The rules about tax deductibility and qualified purposes are the same asfor a home equity loan described above.A HELOC retains your home as an asset for you and your heirs. Nevertheless, as with a home equity loan, your home serves as collateral and could be foreclosed if you default.

4. Sell Your Home or Downsize

Loan options keep you in your existing home. However, if you’re willing and able to move, selling your home gives you access to the equity that you have built.

This option may be especially appealing if your residence is larger than you currently need, is too difficult or costly to maintain, or has prohibitively expensive property taxes. The proceeds can be used to buy a smaller, more affordable home or place to rent, and you’ll have extra money to save, invest, or spend as needed.

5. Sell Your Home to Family Members

Another alternative to a reverse mortgage is to sell your home to your children or family members. One approach is a sale-leaseback agreement, in which you sell the house and then rent it back using the cash from the sale. As landlords, your family member will get rental income and will be able to take deductions for depreciation, real estate taxes, and maintenance.

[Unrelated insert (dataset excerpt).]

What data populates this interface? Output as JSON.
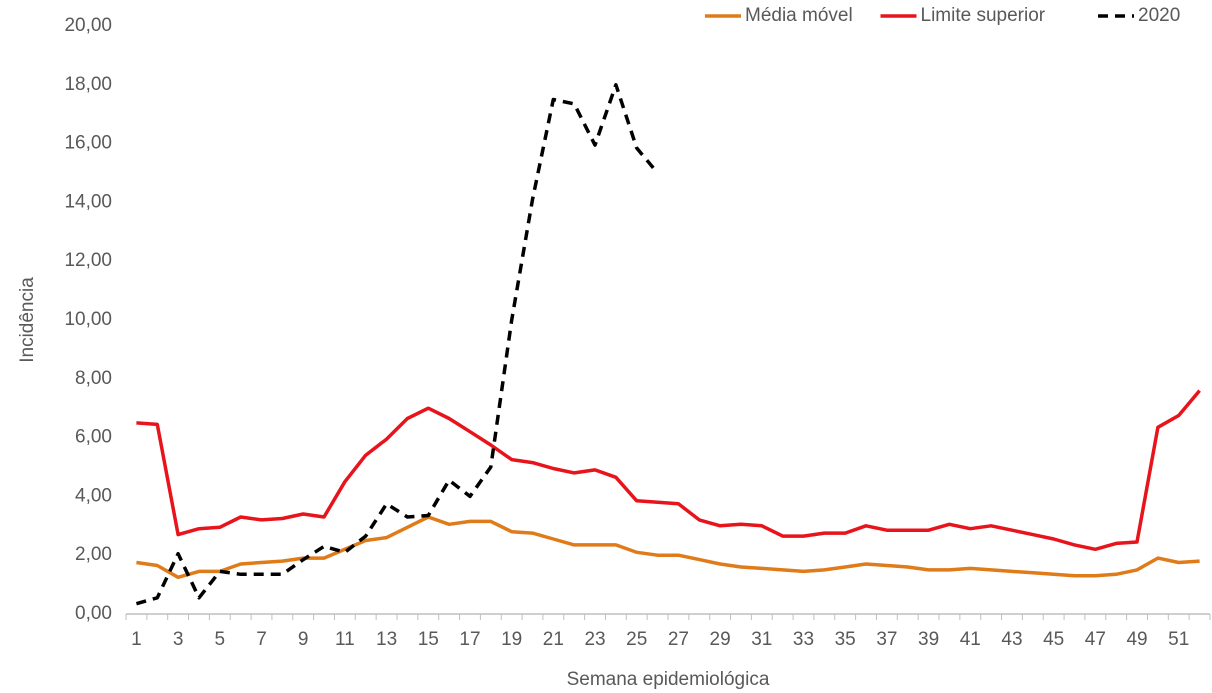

Another approach is a private reverse mortgage, which works like a reverse mortgage except that the interest and fees stay in the family. Your family member makes regular payments to you, and when it’s time to sell the house, they recoup their contributions (and interest).

It’s not free to set up this type of arrangement, but it is typically much cheaper than getting a reverse mortgage through a bank, and the home remains an asset for you and your children. Selling to your children or family members has tax and estate planning ramifications, so it’s important to work with a qualified tax specialist or attorney.

6. Sell Off Other Assets

If the primary reason why you are considering taking out a reverse mortgage is to access cash, then you may be able to access cash cheaper via other means. You may have other assets that you can sell.

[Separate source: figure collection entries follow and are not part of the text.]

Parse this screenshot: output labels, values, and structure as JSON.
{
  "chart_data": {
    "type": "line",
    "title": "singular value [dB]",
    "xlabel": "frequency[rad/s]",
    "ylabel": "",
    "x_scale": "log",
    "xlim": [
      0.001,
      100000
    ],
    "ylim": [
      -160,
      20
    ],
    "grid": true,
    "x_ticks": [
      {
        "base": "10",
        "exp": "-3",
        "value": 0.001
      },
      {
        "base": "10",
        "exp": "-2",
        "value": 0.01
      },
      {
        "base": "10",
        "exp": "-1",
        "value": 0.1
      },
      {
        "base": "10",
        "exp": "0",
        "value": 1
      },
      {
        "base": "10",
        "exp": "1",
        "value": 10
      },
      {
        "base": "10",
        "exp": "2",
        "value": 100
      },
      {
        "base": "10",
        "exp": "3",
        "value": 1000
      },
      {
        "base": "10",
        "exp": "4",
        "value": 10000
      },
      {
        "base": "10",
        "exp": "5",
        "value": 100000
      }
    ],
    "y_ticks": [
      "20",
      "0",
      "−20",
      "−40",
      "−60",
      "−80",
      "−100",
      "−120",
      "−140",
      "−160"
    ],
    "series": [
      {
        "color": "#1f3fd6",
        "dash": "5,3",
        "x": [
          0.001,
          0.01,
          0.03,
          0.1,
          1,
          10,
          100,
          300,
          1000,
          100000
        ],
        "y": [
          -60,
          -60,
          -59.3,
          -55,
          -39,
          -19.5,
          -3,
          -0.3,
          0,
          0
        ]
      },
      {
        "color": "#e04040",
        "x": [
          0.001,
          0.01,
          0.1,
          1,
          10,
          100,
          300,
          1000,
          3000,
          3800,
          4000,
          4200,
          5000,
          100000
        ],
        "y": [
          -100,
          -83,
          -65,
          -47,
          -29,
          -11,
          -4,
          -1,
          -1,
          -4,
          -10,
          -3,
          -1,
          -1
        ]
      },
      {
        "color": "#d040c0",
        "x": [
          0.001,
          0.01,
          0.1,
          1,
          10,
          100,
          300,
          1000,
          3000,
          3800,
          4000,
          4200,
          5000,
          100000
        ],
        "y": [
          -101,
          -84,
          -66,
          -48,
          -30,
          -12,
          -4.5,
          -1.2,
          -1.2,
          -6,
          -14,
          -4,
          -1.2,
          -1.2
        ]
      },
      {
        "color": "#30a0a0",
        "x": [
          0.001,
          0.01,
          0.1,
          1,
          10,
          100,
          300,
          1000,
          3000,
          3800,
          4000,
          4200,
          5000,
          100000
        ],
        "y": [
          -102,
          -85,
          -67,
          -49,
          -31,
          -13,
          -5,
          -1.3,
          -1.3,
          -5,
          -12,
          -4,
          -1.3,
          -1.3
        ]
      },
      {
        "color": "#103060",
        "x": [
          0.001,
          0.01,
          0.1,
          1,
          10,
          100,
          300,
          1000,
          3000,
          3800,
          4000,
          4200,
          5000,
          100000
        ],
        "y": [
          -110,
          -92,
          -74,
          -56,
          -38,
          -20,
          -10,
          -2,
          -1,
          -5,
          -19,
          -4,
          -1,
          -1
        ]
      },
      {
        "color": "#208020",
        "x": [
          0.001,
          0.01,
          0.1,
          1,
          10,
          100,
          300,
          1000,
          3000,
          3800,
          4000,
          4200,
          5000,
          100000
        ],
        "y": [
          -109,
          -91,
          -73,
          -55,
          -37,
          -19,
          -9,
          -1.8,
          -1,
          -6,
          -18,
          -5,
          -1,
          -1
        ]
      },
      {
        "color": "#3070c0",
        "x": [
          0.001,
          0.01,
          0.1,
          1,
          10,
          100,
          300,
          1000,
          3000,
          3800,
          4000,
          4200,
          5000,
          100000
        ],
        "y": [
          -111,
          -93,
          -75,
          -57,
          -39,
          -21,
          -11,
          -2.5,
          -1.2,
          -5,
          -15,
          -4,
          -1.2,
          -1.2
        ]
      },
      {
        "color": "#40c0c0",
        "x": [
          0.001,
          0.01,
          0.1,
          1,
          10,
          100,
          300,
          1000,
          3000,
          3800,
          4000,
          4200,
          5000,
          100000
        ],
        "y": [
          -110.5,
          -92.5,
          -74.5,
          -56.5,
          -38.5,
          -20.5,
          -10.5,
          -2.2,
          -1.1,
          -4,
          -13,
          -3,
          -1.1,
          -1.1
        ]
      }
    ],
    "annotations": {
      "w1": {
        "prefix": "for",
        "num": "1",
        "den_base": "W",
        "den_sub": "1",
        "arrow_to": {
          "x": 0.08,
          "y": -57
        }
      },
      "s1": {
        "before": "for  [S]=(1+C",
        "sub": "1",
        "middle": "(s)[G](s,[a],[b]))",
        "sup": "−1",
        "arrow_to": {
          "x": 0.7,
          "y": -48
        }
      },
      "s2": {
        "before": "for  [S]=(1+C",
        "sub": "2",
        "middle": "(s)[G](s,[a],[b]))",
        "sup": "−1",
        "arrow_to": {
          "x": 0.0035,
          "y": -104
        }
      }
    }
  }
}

If you have a car that you are no longer using very frequently, look into transportation programs for seniors in your area and determine if selling your car may be right for you. If you have other assets like boats, collectibles, recreational vehicles, etc., that you are considering passing down to your heirs, sit down with them and do some estate planning to determine if they would rather have the house or the other assets.

If you have stocks, bonds, or real estate investments, it is a good idea to sit down with a financial planner to determine if selling those off to access cash could be a better financial choice than paying the fees associated with a reverse mortgage.

Frequently Asked Questions

What Makes Someone a Good Candidate for a Reverse Mortgage?

A reverse mortgage may be right for you if you have lots of equity in their home, you have limited income in retirement, and you don’t want to leave your house to your heirs (or you have heirs who can pay off the reverse mortgage when the homeowner passes.)

Who Should Not Get a Reverse Mortgage?

Anyone who wants to give their home to their heirs or to charity should not get a reverse mortgage. Reverse mortgages have relatively high fees, so people who are able to get home equity loans, home equity lines of credit (HELOCs), or refinances with better terms can also look into alternatives to a reverse mortgage.

How Do You Repay a Reverse Mortgage?

You only have to repay a reverse mortgage if you sell the home, pass away, or reside outside the home for more than a year. Generally, your heirs will repay the reverse mortgage with their own funds or through some sort of refinance on the property.

The Bottom Line

Reverse mortgages may be a good option for people who are house rich and cash poor, with lots of home equity but not enough income for retirement. However, there are other options that allow you to tap into the equity that you have built up in your home.

Before making any decisions, it’s a good idea to research your options, shop around for the best rates (where applicable), and consult with a qualified tax specialist or attorney.